Some modalities still require a reading room, Hirschorn believes, because doing work on a mobile device is just too cumbersome. Others can be done on mobile devices, but considering how slow the systems can be and the limitations of screens and operating systems, radiologists will probably only want to do a few readings at a time in certain modalities only. For now.
But mobile devices have a place in those workflows, he said, and they can no longer be dismissed out of hand by clinical leaders married to the notion that all reads must be done in specialized environments.
Hirschorn is optimistic that the variety of tablets on the market, including new Microsoft Surface models, will make mobile devices more appealing to a wider audience of radiologists and the IT staffs supporting them. "This stuff is still evolving," Hirschorn said, "and people want to know, 'Can I use these devices for imaging?'"

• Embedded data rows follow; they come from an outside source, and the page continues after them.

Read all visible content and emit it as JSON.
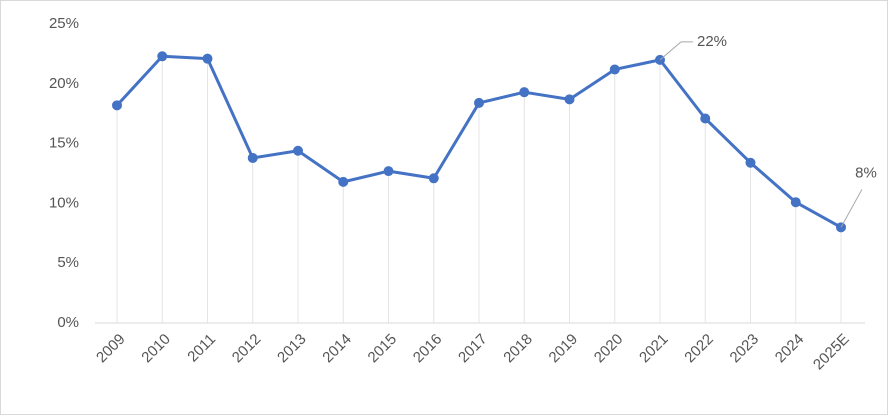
{
  "chart_data": {
    "type": "line",
    "categories": [
      "2009",
      "2010",
      "2011",
      "2012",
      "2013",
      "2014",
      "2015",
      "2016",
      "2017",
      "2018",
      "2019",
      "2020",
      "2021",
      "2022",
      "2023",
      "2024",
      "2025E"
    ],
    "series": [
      {
        "color": "#4472c4",
        "values": [
          18.2,
          22.3,
          22.1,
          13.8,
          14.4,
          11.8,
          12.7,
          12.1,
          18.4,
          19.3,
          18.7,
          21.2,
          22.0,
          17.1,
          13.4,
          10.1,
          8.0
        ],
        "value_labels": [
          null,
          null,
          null,
          null,
          null,
          null,
          null,
          null,
          null,
          null,
          null,
          null,
          "22%",
          null,
          null,
          null,
          "8%"
        ]
      }
    ],
    "ylim": [
      0,
      25
    ],
    "yticks": [
      {
        "value": 0,
        "label": "0%"
      },
      {
        "value": 5,
        "label": "5%"
      },
      {
        "value": 10,
        "label": "10%"
      },
      {
        "value": 15,
        "label": "15%"
      },
      {
        "value": 20,
        "label": "20%"
      },
      {
        "value": 25,
        "label": "25%"
      }
    ],
    "drop_lines": true
  }
}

Exhibit hall hopping for IT-minded attendees
Meaningful use of EHRs supports the notion of radiologists sharing images, with referring physicians and with patients themselves. But many facilities' IT infrastructure that supports radiology typically involves closed systems that are not particularly interoperable or EHR-friendly. Vendor-neutral archives (VNAs) can be a first step toward opening those systems by standardizing access and keeping images in a single repository, instead of being scattered throughout a facility or multiple health system campuses.
While radiology as a specialty for years has been moving toward EHR connectivity between imaging and treating physicians, Hirschorn believes that the meaningful use initiative to connect imaging and patient portals is making VNAs attractive systems for achieving it.

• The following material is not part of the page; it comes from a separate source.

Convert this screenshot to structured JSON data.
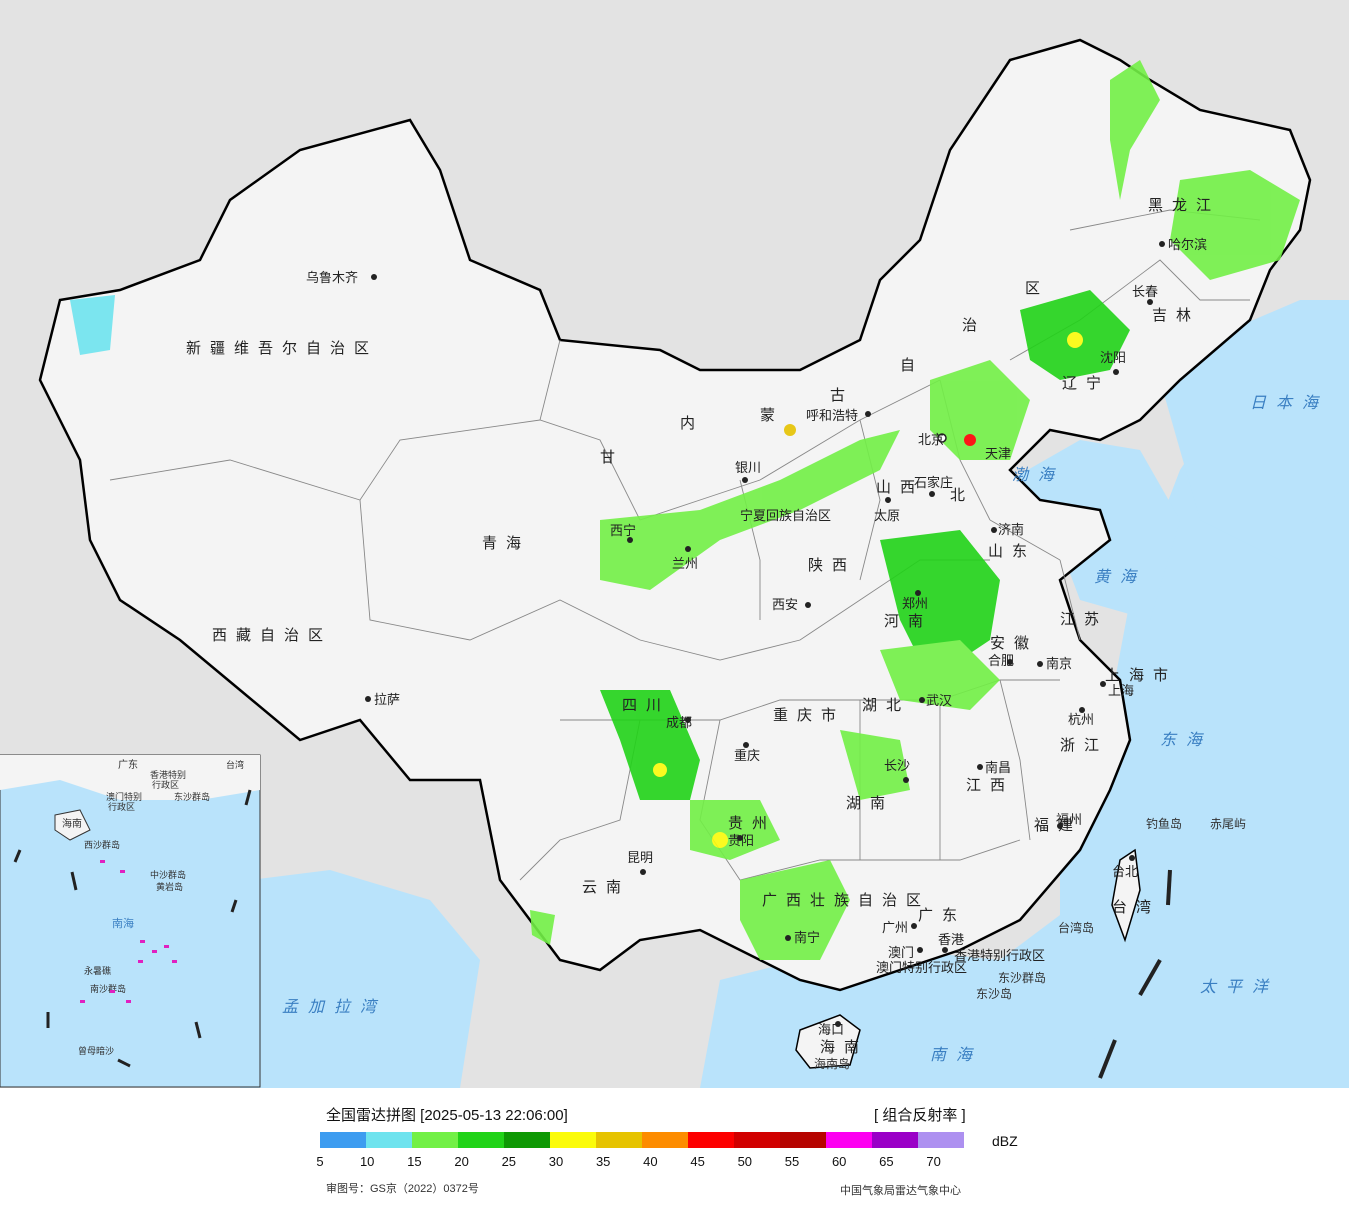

His employer, North Shore-LIJ Health System, is shopping for a system-wide diagnostic viewer and a VNA, Hirschorn said. He will be roaming the RSNA 2013 exhibit hall, gathering intel on various vendor offerings. "I've got quite the shopping list, myself," Hirschorn said, adding that public requests for proposals have already been issued. "This process is well under way, and we're going to be doing vendor selection in a few weeks. So we're in prime RSNA-let's-look-at-everything mode."